Prowess redux, revisited, and recycled

Wednesday, February 28th, 2007

Way back in 2004 I created a video (also viewable here) that celebrated the death sequences in some classic (and some not so classic) video games. It seems that the video was so good that GameTap created a similar video and used it in some of their marketing (“Live to die another day” or some such).

And today we have the 8-bit Death Montage. Similar, but different. Both are worth watching, but the one on this site might be a bit more entertaining.

But that might just be me.

The Wii For Will Fund

Wednesday, February 21st, 2007

Due to circumstances beyond my control that I won’t be going into here, I’ve been a little behind in riding the Wave of The Future and realizing the Next Generation of Gaming. To that end, I’ve decided (via prodding from some select individuals to utilize the power of the Internet and Micropayments(tm) to set up the Wii For Will Fund (the WFWF).

Any contribution, big or small, will not only earn you my everlasting thanks, but I will also give you a link on this page to the site of your choice (within reason, of course), and will keep this page up for as long as this site exists.

Here is a list of people that have contributed to the WFWF. If you would like to be included on this list, and have your name immortalized let me know here. Many thanks to all who contributed!

The Basscam

Saturday, February 10th, 2007

To your left you will notice the brand new block: ‘Basscam’. With the right tools, and about ten minutes, you can have one too.

What do I need?

The Basscam is my webcam… kind of.
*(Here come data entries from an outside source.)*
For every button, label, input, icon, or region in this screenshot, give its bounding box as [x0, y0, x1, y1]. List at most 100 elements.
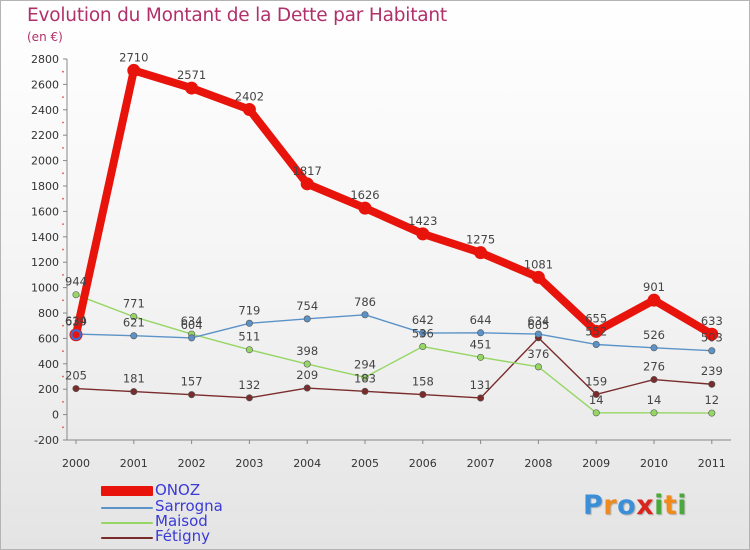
y-minor-tick: [62, 121, 64, 124]
legend-label-sarrogna: Sarrogna: [155, 497, 223, 515]
data-point-maisod: [477, 353, 485, 361]
x-tick-label: 2003: [235, 457, 263, 470]
data-label-maisod: 12: [704, 393, 719, 407]
series-line-onoz: [72, 66, 716, 339]
series-line-sarrogna: [75, 314, 713, 352]
data-label-sarrogna: 644: [470, 313, 492, 327]
data-label-onoz: 629: [65, 315, 87, 329]
data-point-maisod: [72, 291, 80, 299]
data-label-fetigny: 181: [123, 372, 145, 386]
y-tick-label: 2600: [31, 78, 59, 91]
data-label-onoz: 2571: [177, 68, 206, 82]
data-label-fetigny: 132: [238, 378, 260, 392]
data-point-fetigny: [188, 391, 196, 399]
x-tick-label: 2000: [62, 457, 90, 470]
data-label-sarrogna: 621: [123, 316, 145, 330]
data-label-fetigny: 157: [181, 375, 203, 389]
x-tick-label: 2006: [409, 457, 437, 470]
y-minor-tick: [62, 426, 64, 429]
legend-swatch-fetigny: [101, 537, 153, 539]
data-label-fetigny: 276: [643, 360, 665, 374]
y-tick-label: 1400: [31, 231, 59, 244]
highlight-marker: [70, 329, 82, 341]
series-layer: [69, 63, 719, 417]
chart-legend: ONOZ Sarrogna Maisod Fétigny: [101, 481, 301, 547]
data-label-maisod: 14: [647, 393, 662, 407]
x-tick-label: 2011: [698, 457, 726, 470]
y-tick-label: 1000: [31, 282, 59, 295]
y-minor-tick: [62, 274, 64, 276]
data-point-sarrogna: [650, 344, 658, 352]
series-line-maisod: [75, 294, 713, 414]
data-label-onoz: 901: [643, 280, 665, 294]
x-tick-label: 2002: [178, 457, 206, 470]
y-minor-tick: [62, 96, 64, 98]
data-label-fetigny: 183: [354, 371, 376, 385]
data-label-sarrogna: 754: [296, 299, 318, 313]
x-tick-label: 2007: [467, 457, 495, 470]
data-label-fetigny: 159: [585, 374, 607, 388]
legend-label-maisod: Maisod: [155, 512, 208, 530]
y-minor-tick: [62, 147, 64, 149]
data-point-maisod: [592, 409, 600, 417]
y-tick-label: 600: [38, 332, 59, 345]
y-minor-tick: [62, 375, 64, 378]
data-point-maisod: [245, 346, 253, 354]
legend-item-maisod: Maisod: [101, 512, 301, 532]
data-point-maisod: [361, 373, 369, 381]
proxiti-logo: Proxiti: [583, 490, 688, 521]
data-label-sarrogna: 642: [412, 313, 434, 327]
data-label-onoz: 1817: [293, 164, 322, 178]
y-minor-tick: [62, 70, 64, 73]
data-label-onoz: 1423: [408, 214, 437, 228]
data-point-maisod: [650, 409, 658, 417]
data-point-onoz: [647, 293, 661, 307]
data-label-maisod: 771: [123, 297, 145, 311]
data-point-sarrogna: [477, 329, 485, 337]
y-minor-tick: [62, 350, 64, 352]
data-label-maisod: 634: [181, 314, 203, 328]
data-label-sarrogna: 786: [354, 295, 376, 309]
data-point-fetigny: [477, 394, 485, 402]
y-tick-label: -200: [34, 434, 59, 447]
data-point-maisod: [419, 343, 427, 351]
data-point-onoz: [474, 246, 488, 260]
y-tick-label: 1800: [31, 180, 59, 193]
data-point-onoz: [589, 324, 603, 338]
data-label-fetigny: 205: [65, 369, 87, 383]
legend-swatch-maisod: [101, 522, 153, 524]
y-tick-label: 0: [52, 409, 59, 422]
data-label-sarrogna: 526: [643, 328, 665, 342]
y-tick-label: 200: [38, 383, 59, 396]
legend-swatch-onoz: [101, 486, 153, 496]
data-point-fetigny: [130, 388, 138, 396]
data-label-fetigny: 131: [470, 378, 492, 392]
data-label-onoz: 2710: [119, 50, 148, 64]
x-tick-label: 2005: [351, 457, 379, 470]
data-label-fetigny: 158: [412, 375, 434, 389]
data-point-fetigny: [419, 391, 427, 399]
y-minor-tick: [62, 197, 64, 200]
data-label-onoz: 1081: [524, 257, 553, 271]
data-label-sarrogna: 604: [181, 318, 203, 332]
data-point-fetigny: [592, 390, 600, 398]
data-label-maisod: 536: [412, 327, 434, 341]
data-label-onoz: 633: [701, 314, 723, 328]
data-point-sarrogna: [361, 311, 369, 319]
data-label-sarrogna: 634: [527, 314, 549, 328]
data-label-maisod: 14: [589, 393, 604, 407]
data-label-fetigny: 239: [701, 364, 723, 378]
data-point-fetigny: [72, 385, 80, 393]
data-point-sarrogna: [303, 315, 311, 323]
x-tick-label: 2010: [640, 457, 668, 470]
y-tick-label: 2400: [31, 104, 59, 117]
y-tick-label: 800: [38, 307, 59, 320]
data-point-fetigny: [303, 384, 311, 392]
data-point-fetigny: [708, 380, 716, 388]
legend-item-fetigny: Fétigny: [101, 527, 301, 547]
data-point-onoz: [127, 63, 141, 77]
data-labels-layer: 629 2710 2571 2402 1817 1626 1423 1275 1081 655 90…: [65, 50, 723, 407]
data-point-sarrogna: [708, 347, 716, 355]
It’s the end product of using some technology that I had laying around the house primarily gathering dust.

How can I get one?

To create your very own, you will need the following:

  • One Game Boy Camera
  • One Super NES
  • One Super Game Boy
  • One TV Tuner
  • One Webcam Software Package
  • One Windows-based Computer and
  • One Place to Put the Images

Finding the Game Boy Camera and the Super Game Boy may be your most difficult tasks. Neither piece of hardware was particularly rare, but I rarely see them in most second-hand stores. Even Super NES systems seem to be getting slightly more difficult to find in my area.
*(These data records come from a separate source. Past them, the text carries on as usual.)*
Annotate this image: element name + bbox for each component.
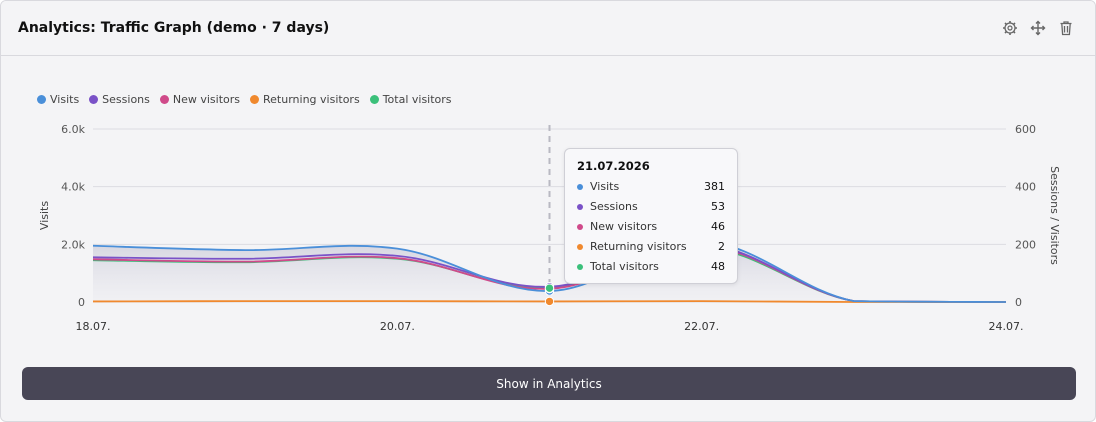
- tooltip-label: Visits: [590, 180, 620, 193]
- chart-legend: Visits Sessions New visitors Returning v…: [37, 93, 452, 106]
- y-tick-label-right: 400: [1015, 181, 1036, 194]
- tooltip-label: Returning visitors: [590, 240, 687, 253]
- x-tick-label: 24.07.: [989, 320, 1024, 333]
- tooltip-row-new-visitors: New visitors 46: [577, 220, 725, 233]
- tooltip-row-sessions: Sessions 53: [577, 200, 725, 213]
- gear-icon[interactable]: [1001, 19, 1019, 37]
- x-tick-label: 22.07.: [684, 320, 719, 333]
- tooltip-value: 381: [704, 180, 725, 193]
- legend-label: Returning visitors: [263, 93, 360, 106]
- point-marker-total-visitors: [544, 283, 555, 293]
- show-in-analytics-button[interactable]: Show in Analytics: [22, 367, 1076, 400]
- tooltip-date: 21.07.2026: [577, 159, 650, 173]
- move-icon[interactable]: [1029, 19, 1047, 37]
- tooltip-row-returning-visitors: Returning visitors 2: [577, 240, 725, 253]
- legend-label: Visits: [50, 93, 80, 106]
- trash-icon[interactable]: [1057, 19, 1075, 37]
- tooltip-dot: [577, 263, 583, 270]
- legend-dot: [89, 95, 99, 104]
- legend-item-total-visitors[interactable]: Total visitors: [369, 93, 452, 106]
- y-tick-label-right: 200: [1015, 238, 1036, 251]
- tooltip-label: Sessions: [590, 200, 638, 213]
- y-tick-label-left: 0: [78, 296, 85, 309]
- y-tick-label-left: 6.0k: [61, 123, 85, 136]
- tooltip-value: 53: [711, 200, 725, 213]
- tooltip-label: New visitors: [590, 220, 658, 233]
- legend-item-sessions[interactable]: Sessions: [89, 93, 150, 106]
- tooltip-dot: [577, 243, 583, 250]
- y-tick-label-right: 0: [1015, 296, 1022, 309]
- tooltip-label: Total visitors: [590, 260, 659, 273]
- widget-header: Analytics: Traffic Graph (demo · 7 days): [1, 1, 1095, 56]
- y-axis-title-left: Visits: [38, 201, 51, 230]
- legend-item-new-visitors[interactable]: New visitors: [159, 93, 241, 106]
- chart-tooltip: 21.07.2026 Visits 381 Sessions 53 New visi…: [564, 148, 738, 284]
- tooltip-value: 46: [711, 220, 725, 233]
- point-marker-returning-visitors: [544, 296, 555, 307]
- legend-dot: [250, 95, 260, 104]
- tooltip-dot: [577, 183, 583, 190]
- tooltip-row-visits: Visits 381: [577, 180, 725, 193]
- widget-title: Analytics: Traffic Graph (demo · 7 days): [18, 20, 330, 36]
- legend-item-returning-visitors[interactable]: Returning visitors: [250, 93, 360, 106]
- x-tick-label: 18.07.: [76, 320, 111, 333]
- x-tick-label: 20.07.: [380, 320, 415, 333]
- traffic-chart[interactable]: 0 0 2.0k 200 4.0k 400 6.0k 600 18.07. 20.07. 22.07…: [1, 111, 1095, 341]
- legend-dot: [37, 95, 46, 104]
- legend-dot: [369, 95, 379, 104]
- legend-label: Sessions: [102, 93, 150, 106]
- y-tick-label-right: 600: [1015, 123, 1036, 136]
- y-axis-title-right: Sessions / Visitors: [1048, 166, 1061, 265]
- tooltip-value: 2: [718, 240, 725, 253]
- y-tick-label-left: 2.0k: [61, 238, 85, 251]
- tooltip-dot: [577, 203, 583, 210]
- tooltip-value: 48: [711, 260, 725, 273]
- legend-dot: [159, 95, 169, 104]
- header-actions: [1001, 19, 1075, 37]
- y-tick-label-left: 4.0k: [61, 181, 85, 194]
- legend-label: Total visitors: [382, 93, 452, 106]
- visits-area: [93, 241, 1006, 302]
- legend-item-visits[interactable]: Visits: [37, 93, 79, 106]
- tooltip-row-total-visitors: Total visitors 48: [577, 260, 725, 273]
- legend-label: New visitors: [172, 93, 241, 106]
- tooltip-dot: [577, 223, 583, 230]
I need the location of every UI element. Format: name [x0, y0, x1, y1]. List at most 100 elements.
Your choice of TV Tuner doesn’t really matter, as long as there are drivers for your version of Windows. My TV Tuner is a Hauppage WinTV model of some sort it was inexpensive when I bought it several years ago and it works reasonably well.

For software, I originally went with Yawcam, which hadn’t seen a proper update in quite some time and refused to work properly. I ultimately decided on Fwink. Setup was fairly straightforward. It detected my video device right away. The important things to pay attention to here are the FTP settings and the Video Source settings. The FTP Settings should point to some public site that you have access to. Getting that set up is beyond the scope of this article, however. You should make sure your Video Source settings are correct, i.e. if you have your Super NES connected to your Video Composite, select Video Composite, if it’s connected to the F-connector, choose the proper channel… unless you plan on broadcasting your local television across the internet. You can also use the various settings to do all kinds of neat effects like cropping, adding a time stamp, capture quality, etc.

Stick your Game Boy Camera in your Super Game Boy, stick your Super Game Boy into your Super NES, and plug your Super NES into your TV Tuner. You’ll probably notice that I also used my Super Advantage as the controller. That’s for style. I’m sure a normal controller would work too… Probably. Once that’s done, you should be presented with the Game Boy Camera menu. From here you’ll want to press the “A” button to bypass the title screen, then go to Shoot -> Shoot. You’ll be presented with the viewfinder. Adjust the contrast and brightness (with the D-Pad) to your liking.

And there you have it! An easy, do-it-yourself retro webcam!